Last weekend, we held our SQL Saturday event in Exeter. It was a brilliant event for many reasons but we were delighted to have a world exclusive keynote video by Phil Factor about Spinach and Database Development. With many thanks to those that made it possible and particularly to Phil Factor I have linked to the video here and also transcribed it. Please watch and read and understand the message [youtube https://www.youtube.com/watch?v=F8qLrOfncZE]
What has spinach got to do with Database Development?
Generations of children were fed spinach in preference to more nutritious things, such as cardboard, because of the persistence of bad data.
It wasn’t in fact the decimal point error of legend but confusion over the way that iron was measured in the late 19th century data. As a result nutritionists persisted in believing for generations that it was a rich source of iron that the body needs in order to create bloodcells. In fact, the very little iron that there is in spinach isn’t in a form that can be readily absorbed by the body anyway.
The consequences of bad data can be dire
Guarding the quality of your data is about the most important thing that you as a data professional can do. You may think that performance is important but it would just deliver you the wrong answer faster. Resilience? it would just make it more likely that you’d be able to deliver the wrong answer. Delivery? Yep you got it, the wrong answer quicker.

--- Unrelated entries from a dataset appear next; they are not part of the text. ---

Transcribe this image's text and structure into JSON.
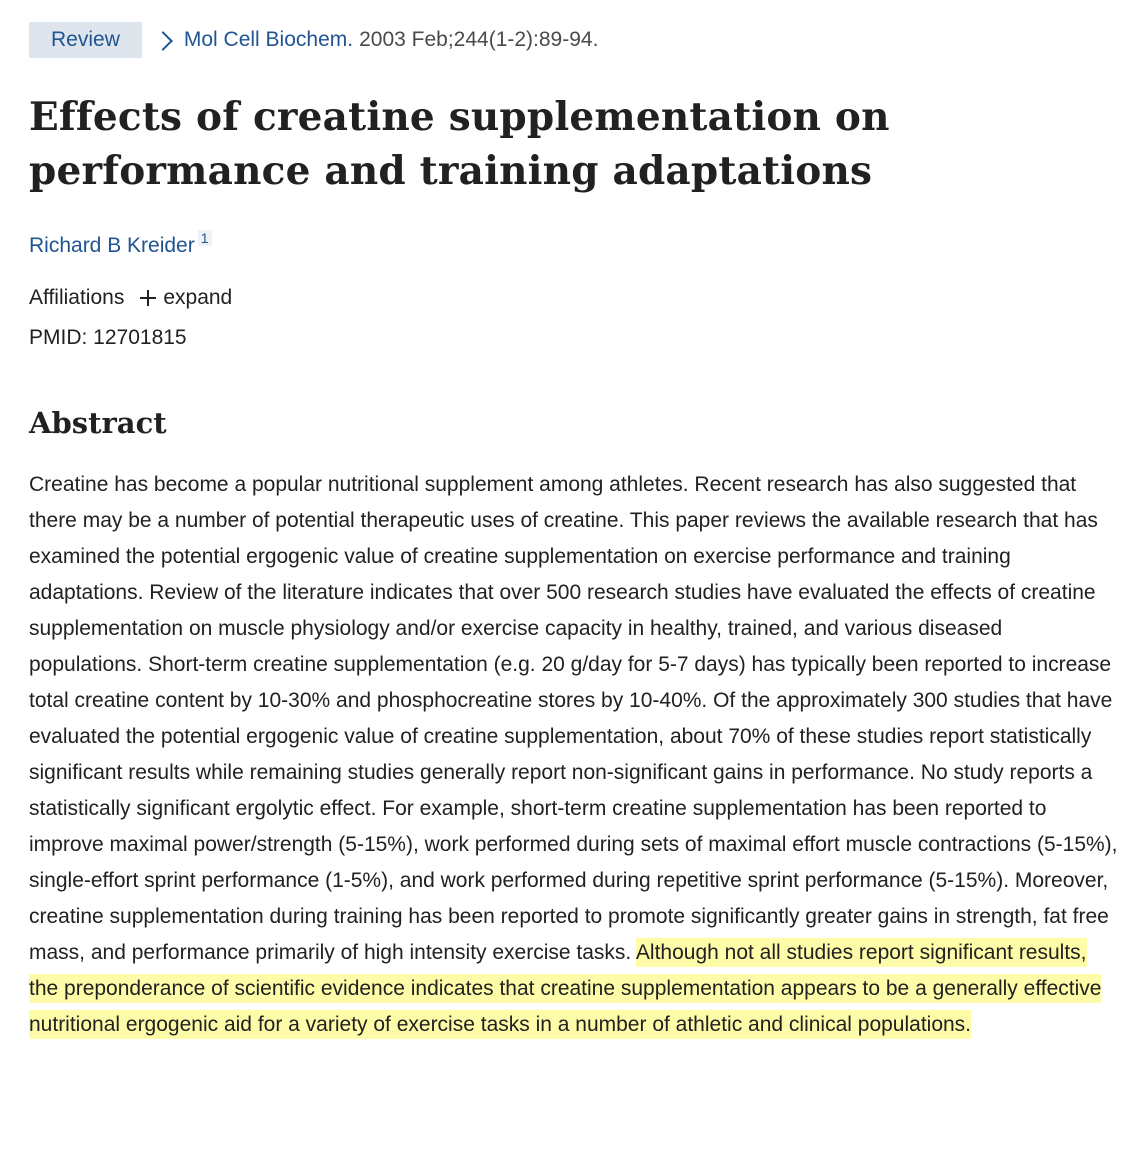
{
  "header": {
    "badge": "Review",
    "journal": "Mol Cell Biochem.",
    "citation": "2003 Feb;244(1-2):89-94."
  },
  "article": {
    "title": "Effects of creatine supplementation on performance and training adaptations",
    "author": "Richard B Kreider",
    "author_sup": "1",
    "affiliations_label": "Affiliations",
    "expand_label": "expand",
    "pmid": "PMID: 12701815"
  },
  "abstract": {
    "heading": "Abstract",
    "text": "Creatine has become a popular nutritional supplement among athletes. Recent research has also suggested that there may be a number of potential therapeutic uses of creatine. This paper reviews the available research that has examined the potential ergogenic value of creatine supplementation on exercise performance and training adaptations. Review of the literature indicates that over 500 research studies have evaluated the effects of creatine supplementation on muscle physiology and/or exercise capacity in healthy, trained, and various diseased populations. Short-term creatine supplementation (e.g. 20 g/day for 5-7 days) has typically been reported to increase total creatine content by 10-30% and phosphocreatine stores by 10-40%. Of the approximately 300 studies that have evaluated the potential ergogenic value of creatine supplementation, about 70% of these studies report statistically significant results while remaining studies generally report non-significant gains in performance. No study reports a statistically significant ergolytic effect. For example, short-term creatine supplementation has been reported to improve maximal power/strength (5-15%), work performed during sets of maximal effort muscle contractions (5-15%), single-effort sprint performance (1-5%), and work performed during repetitive sprint performance (5-15%). Moreover, creatine supplementation during training has been reported to promote significantly greater gains in strength, fat free mass, and performance primarily of high intensity exercise tasks. ",
    "highlighted": "Although not all studies report significant results, the preponderance of scientific evidence indicates that creatine supplementation appears to be a generally effective nutritional ergogenic aid for a variety of exercise tasks in a number of athletic and clinical populations."
  },
  "colors": {
    "link": "#205493",
    "badge_bg": "#dfe5ec",
    "highlight": "#fefca8",
    "text": "#212121"
  }
}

The spinach example is a good one because bad data is hard to detect and can go unnoticed for generations. This is probably because people don’t inspect and challenge data as much as they should. You would have thought it strange that a vegetable like spinach should have fifty times as much iron as any other vegetable but the fact came from a very reputable source so people just shrugged and accepted it
We have a touching faith in data,
We, as a culture, assume its correct and complete, we like to believe that it’s impossible that either prejudice, bias, criminality or foolishness could affect the result, worse we think that valuable truth can be sifted from any data no matter the source. If there’s enough of it then there must be value in it. It’s like panning for gold dust from a river. The sad truth is that this is a delusion but very common in our society. We are, in our mass culture, in the bronze age rather than the information age struggling with silvery toys imbued with mystical magical powers
A good database professional must be unequivocal.
Bad data cannot be cleaned in the same way that one can clean mud of a diamond. If data contains bad data then the entire data set must be rejected
There’s no such thing as data cleansing.
You as a DBA may be asked to take out data that seems absurd such as ages that are negative or ages that are so great that the person couldn’t possibly be alive but then that leaves you in the same dataset, data that is plausible but wrong.
Only in very exceptional circumstances when you know precisely why a minority of your data is wrong would you be justified in correcting it.
Statistics can help us to make very confident assertions about large datasets if they conform to one of the common distributions but they cannot tell us anything about individual items of data. You can of course remove outliers but in fact outliers are just items of data that don’t conform to your assumptions about the data and the whole point of data analysis is to test your assumptions. By cleaning data, by removing outliers you can prove almost anything scientifically
A well designed database is defended in depth at every possible opportunity.
Depth is actually an interesting analogy because experience tells us that bad data seems to leak in under pressure, through every crack when the database is working hard. Like you will see in a World War 2 submarine movie, in a well-used OLTP database, we are like the crew, swivelling our eyes in terror savouring the futility of any remediation as ghastly drips run down the walls of our database and wishing we had put in more constraints.
In terms of the defence of data, check constraints and foreign key constraints are excellent of course and triggers are good but there are other ways of getting warnings of errors in data such as sudden changes in the distribution of data and other anomalies. One check I like to do is the tourism check where you check your data all the way through back to source, this technique once famously picked up the fact that a famous motor manufacturer was reporting its deceleration figures in yards per second when it should have been metres per second.
When you start putting in check constraints you say to yourself, this couldn’t possibly happen. This is the voice of superstition. A famous programmer of the 1970’s took to putting a message in his code saying “this error could never happen” and he put it in places where it couldn’t possibly ever be executed and the funny thing was the more he tested the programme, the more that error appeared on the screen and it is the same with constraints, the more traps you set the more critters you catch and you’re left wondering how on earth all that bad data was getting in
Its misleading to go on about the value of the great flood of big data. There’s a strong superstition that data has some sort of intrinsic mystical value all of its own.
Unless you can prove that data is correct its valueless because if you trust it you can end up with generations of children compelled to eat spinach for no good reason at all.